Besides Jim, there are other insurance assistants like Kate or Trov.
Hedge funds and private investment companies spare no expense for AI development. Their interest is obvious: the processing of significant data volumes will dramatically improve the quality of analysis and reduce the risk of losses. AI is exceptionally effective in analyzing data used to get insights into investments (so-called alternative data). Humans cannot process these huge amounts of information; AI’s assistance in decision-making is well appreciated.
To be more specific, deep learning techniques are used to find financial market influencers, monitor trends, study people’s reactions to events or products, provide customer portraits, etc.
If you want to entrust your portfolio management to AI, try these financial advisors: Hedgeable, Pefin, Responsive.
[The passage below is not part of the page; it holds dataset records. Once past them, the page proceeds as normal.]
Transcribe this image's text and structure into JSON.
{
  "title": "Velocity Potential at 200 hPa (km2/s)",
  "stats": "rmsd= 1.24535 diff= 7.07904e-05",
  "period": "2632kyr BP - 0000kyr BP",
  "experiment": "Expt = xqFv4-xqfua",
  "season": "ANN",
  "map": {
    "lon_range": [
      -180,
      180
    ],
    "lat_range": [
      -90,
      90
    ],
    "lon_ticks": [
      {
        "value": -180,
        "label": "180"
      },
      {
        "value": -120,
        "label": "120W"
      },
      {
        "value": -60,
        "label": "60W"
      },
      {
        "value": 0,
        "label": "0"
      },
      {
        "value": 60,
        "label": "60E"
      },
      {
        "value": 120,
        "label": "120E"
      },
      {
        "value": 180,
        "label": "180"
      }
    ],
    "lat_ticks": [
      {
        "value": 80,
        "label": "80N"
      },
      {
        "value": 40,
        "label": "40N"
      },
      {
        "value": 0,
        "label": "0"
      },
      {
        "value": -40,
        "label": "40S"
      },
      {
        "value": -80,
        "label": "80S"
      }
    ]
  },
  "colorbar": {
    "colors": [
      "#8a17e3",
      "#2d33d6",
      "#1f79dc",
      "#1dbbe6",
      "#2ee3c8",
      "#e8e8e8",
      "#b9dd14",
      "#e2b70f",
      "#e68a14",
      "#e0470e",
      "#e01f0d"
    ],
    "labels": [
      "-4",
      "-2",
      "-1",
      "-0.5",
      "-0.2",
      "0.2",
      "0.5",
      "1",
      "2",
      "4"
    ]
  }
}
Financial Market Prediction
Artificial intelligence is used by some funds and trading companies to predict market movements. Time series provide a vast source of information for deep learning, and companies try to leverage AI for analyzing indexes, futures, prices, etc. They use AI to detect market anomalies as level shifts, spikes and drops, and others.
Constantly changing algorithms of financial markets make traditional software helpless in making predictions while AI has proved to be more effective. But it does have its limits. At the moment, AI can serve as a supplement to a trader’s decisions, while efficient independent work is doubtful.
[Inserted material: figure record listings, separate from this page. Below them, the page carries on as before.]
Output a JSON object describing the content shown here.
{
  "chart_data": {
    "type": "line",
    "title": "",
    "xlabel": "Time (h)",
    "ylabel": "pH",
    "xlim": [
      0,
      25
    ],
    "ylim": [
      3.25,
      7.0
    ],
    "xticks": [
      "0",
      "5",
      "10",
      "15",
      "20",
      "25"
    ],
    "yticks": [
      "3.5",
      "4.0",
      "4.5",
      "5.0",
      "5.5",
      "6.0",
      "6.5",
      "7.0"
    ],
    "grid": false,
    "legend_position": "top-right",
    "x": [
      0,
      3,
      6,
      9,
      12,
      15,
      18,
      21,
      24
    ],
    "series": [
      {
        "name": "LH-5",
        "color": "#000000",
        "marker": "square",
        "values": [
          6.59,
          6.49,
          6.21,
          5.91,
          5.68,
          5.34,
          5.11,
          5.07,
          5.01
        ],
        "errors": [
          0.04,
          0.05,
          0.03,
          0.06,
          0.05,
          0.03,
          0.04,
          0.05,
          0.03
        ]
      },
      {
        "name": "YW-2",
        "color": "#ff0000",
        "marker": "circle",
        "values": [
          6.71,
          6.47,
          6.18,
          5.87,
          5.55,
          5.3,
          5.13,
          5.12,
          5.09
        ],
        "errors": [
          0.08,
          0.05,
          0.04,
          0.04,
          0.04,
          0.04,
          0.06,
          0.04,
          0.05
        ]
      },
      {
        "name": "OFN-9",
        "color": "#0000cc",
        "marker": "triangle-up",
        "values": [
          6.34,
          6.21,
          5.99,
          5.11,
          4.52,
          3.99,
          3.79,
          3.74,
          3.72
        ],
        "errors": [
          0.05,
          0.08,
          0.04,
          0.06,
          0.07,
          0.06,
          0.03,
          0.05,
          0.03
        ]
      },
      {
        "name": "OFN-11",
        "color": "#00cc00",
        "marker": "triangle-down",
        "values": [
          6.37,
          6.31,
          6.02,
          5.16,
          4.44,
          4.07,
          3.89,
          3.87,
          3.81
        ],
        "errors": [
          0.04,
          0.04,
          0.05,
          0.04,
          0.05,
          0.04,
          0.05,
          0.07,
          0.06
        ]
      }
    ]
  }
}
Numerai and IKnowFirst are the companies coming up with fresh ideas in the field.
Banks and other financial institutions are obvious targets for hackers and various fraudulent schemes. New ways of protection are required since fraud costs businesses 2,5 times more than the actual loss itself, and hacking methods evolve every minute. How can AI help here?
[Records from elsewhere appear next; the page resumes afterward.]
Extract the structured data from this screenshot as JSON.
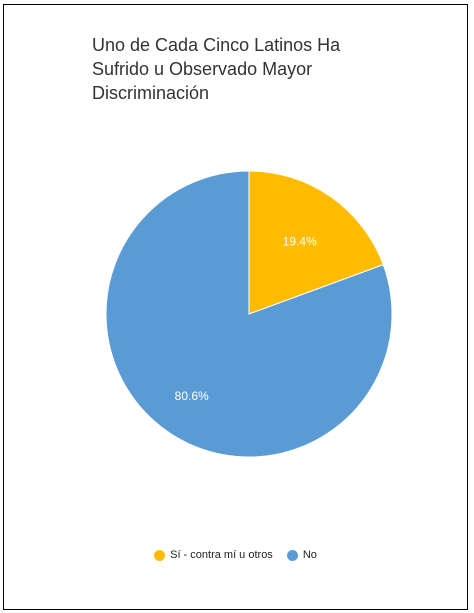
{
  "chart_data": {
    "type": "pie",
    "title_lines": [
      "Uno de Cada Cinco Latinos Ha",
      "Sufrido u Observado Mayor",
      "Discriminación"
    ],
    "slices": [
      {
        "label": "Sí - contra mí u otros",
        "value": 19.4,
        "display": "19.4%",
        "color": "#FFBB00"
      },
      {
        "label": "No",
        "value": 80.6,
        "display": "80.6%",
        "color": "#5B9BD5"
      }
    ],
    "legend_position": "bottom"
  }
}
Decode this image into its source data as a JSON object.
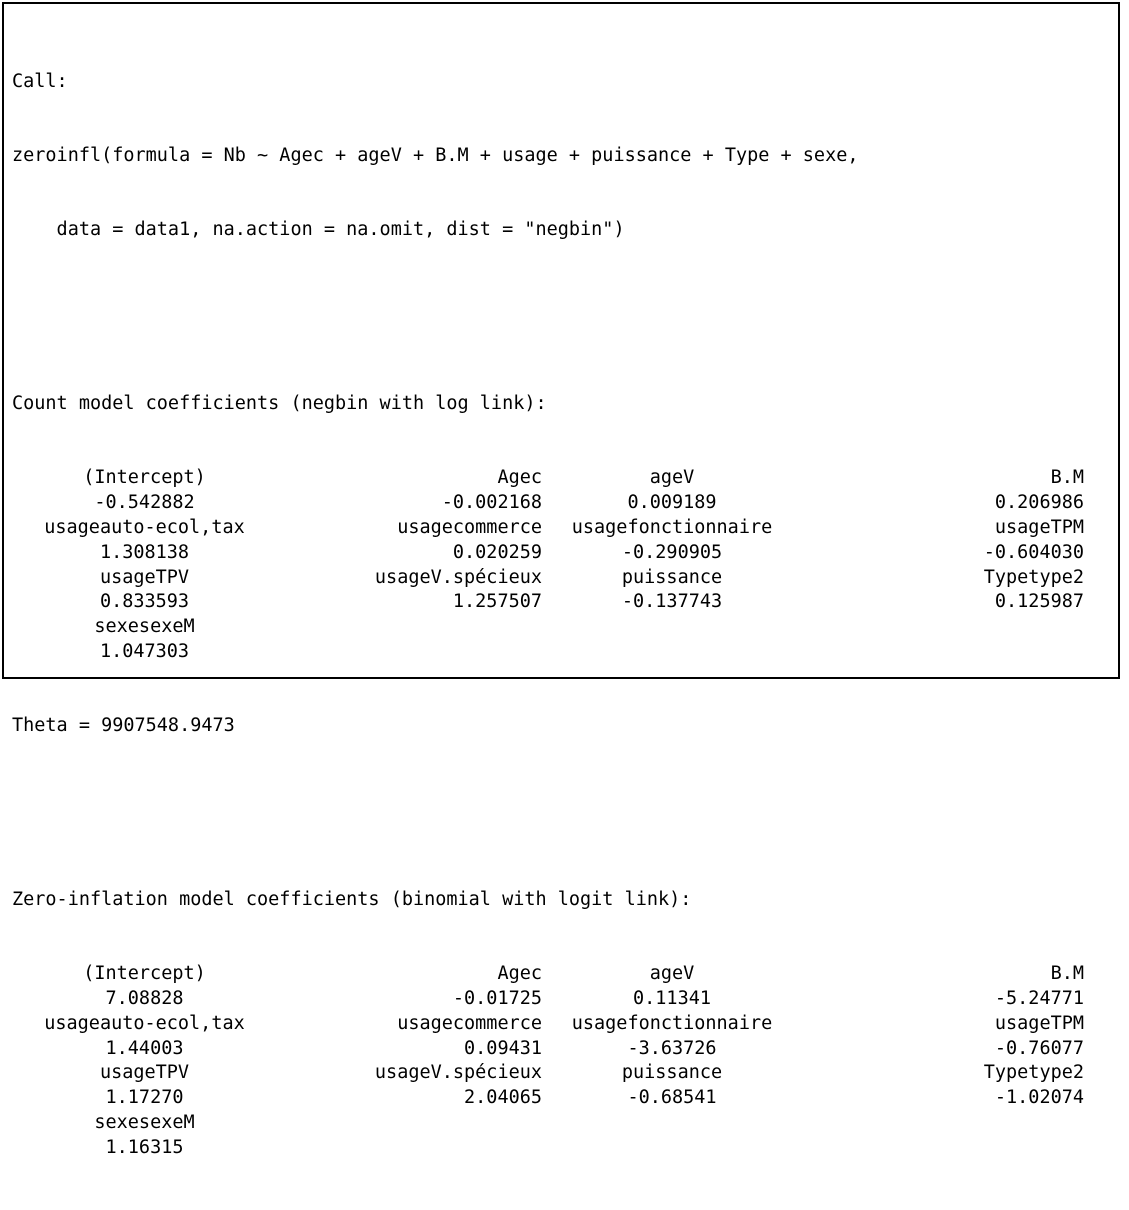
{
  "call": {
    "label": "Call:",
    "line1": "zeroinfl(formula = Nb ~ Agec + ageV + B.M + usage + puissance + Type + sexe,",
    "line2": "    data = data1, na.action = na.omit, dist = \"negbin\")"
  },
  "count": {
    "heading": "Count model coefficients (negbin with log link):",
    "rows": [
      [
        "(Intercept)",
        "Agec",
        "ageV",
        "B.M"
      ],
      [
        "-0.542882",
        "-0.002168",
        "0.009189",
        "0.206986"
      ],
      [
        "usageauto-ecol,tax",
        "usagecommerce",
        "usagefonctionnaire",
        "usageTPM"
      ],
      [
        "1.308138",
        "0.020259",
        "-0.290905",
        "-0.604030"
      ],
      [
        "usageTPV",
        "usageV.spécieux",
        "puissance",
        "Typetype2"
      ],
      [
        "0.833593",
        "1.257507",
        "-0.137743",
        "0.125987"
      ],
      [
        "sexesexeM",
        "",
        "",
        ""
      ],
      [
        "1.047303",
        "",
        "",
        ""
      ]
    ],
    "theta": "Theta = 9907548.9473"
  },
  "zero": {
    "heading": "Zero-inflation model coefficients (binomial with logit link):",
    "rows": [
      [
        "(Intercept)",
        "Agec",
        "ageV",
        "B.M"
      ],
      [
        "7.08828",
        "-0.01725",
        "0.11341",
        "-5.24771"
      ],
      [
        "usageauto-ecol,tax",
        "usagecommerce",
        "usagefonctionnaire",
        "usageTPM"
      ],
      [
        "1.44003",
        "0.09431",
        "-3.63726",
        "-0.76077"
      ],
      [
        "usageTPV",
        "usageV.spécieux",
        "puissance",
        "Typetype2"
      ],
      [
        "1.17270",
        "2.04065",
        "-0.68541",
        "-1.02074"
      ],
      [
        "sexesexeM",
        "",
        "",
        ""
      ],
      [
        "1.16315",
        "",
        "",
        ""
      ]
    ]
  }
}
First, artificial intelligence can track and identify strange and uncommon behavior contradicting regular patterns. This can be a sign of fraud and needs a second look. By the way, these techniques have been long used in online gambling by such industry whales as PokerStars, for instance.
Second, by analyzing volumes of data, AI can provide feedback on weaknesses and possible loopholes in the company’s security in both traditional business processes and cyber security. At the moment, the role of AI in security is more ensuring cyber hygiene than chasing criminals, i.e., preventing the malicious interference rather than fighting attacks. It can help with:
- detection and prevention of network intrusion
- secure user authorization
- bot detection
- cyber security analysis
- hacking prediction
Some of the AI-powered cyber security solutions the financial field uses are Vectra, Darktrace and IBM’s Watson.
TL;DR: Are chatbots better than physical bank representatives? It’s doubtful. Yes, they make fewer mistakes and are more cost-efficient. But they still leave much to be desired and many people have trouble trusting them. Can AI profitably trade on the stock market? Not yet; it can make predictions on specific market moves, but it’s far from the winning strategy. Will artificial intelligence beat a hacker’s brain? More or less; it can provide the best possible protection, but it cannot predict new malicious invention.
What AI can do is to assist, advise and create a better customer experience. At the moment, AI complements human work and makes it more efficient, but it can’t replace a human. Yet. Let’s wait and see how big FinTech players will leverage technology to improve the financial sphere.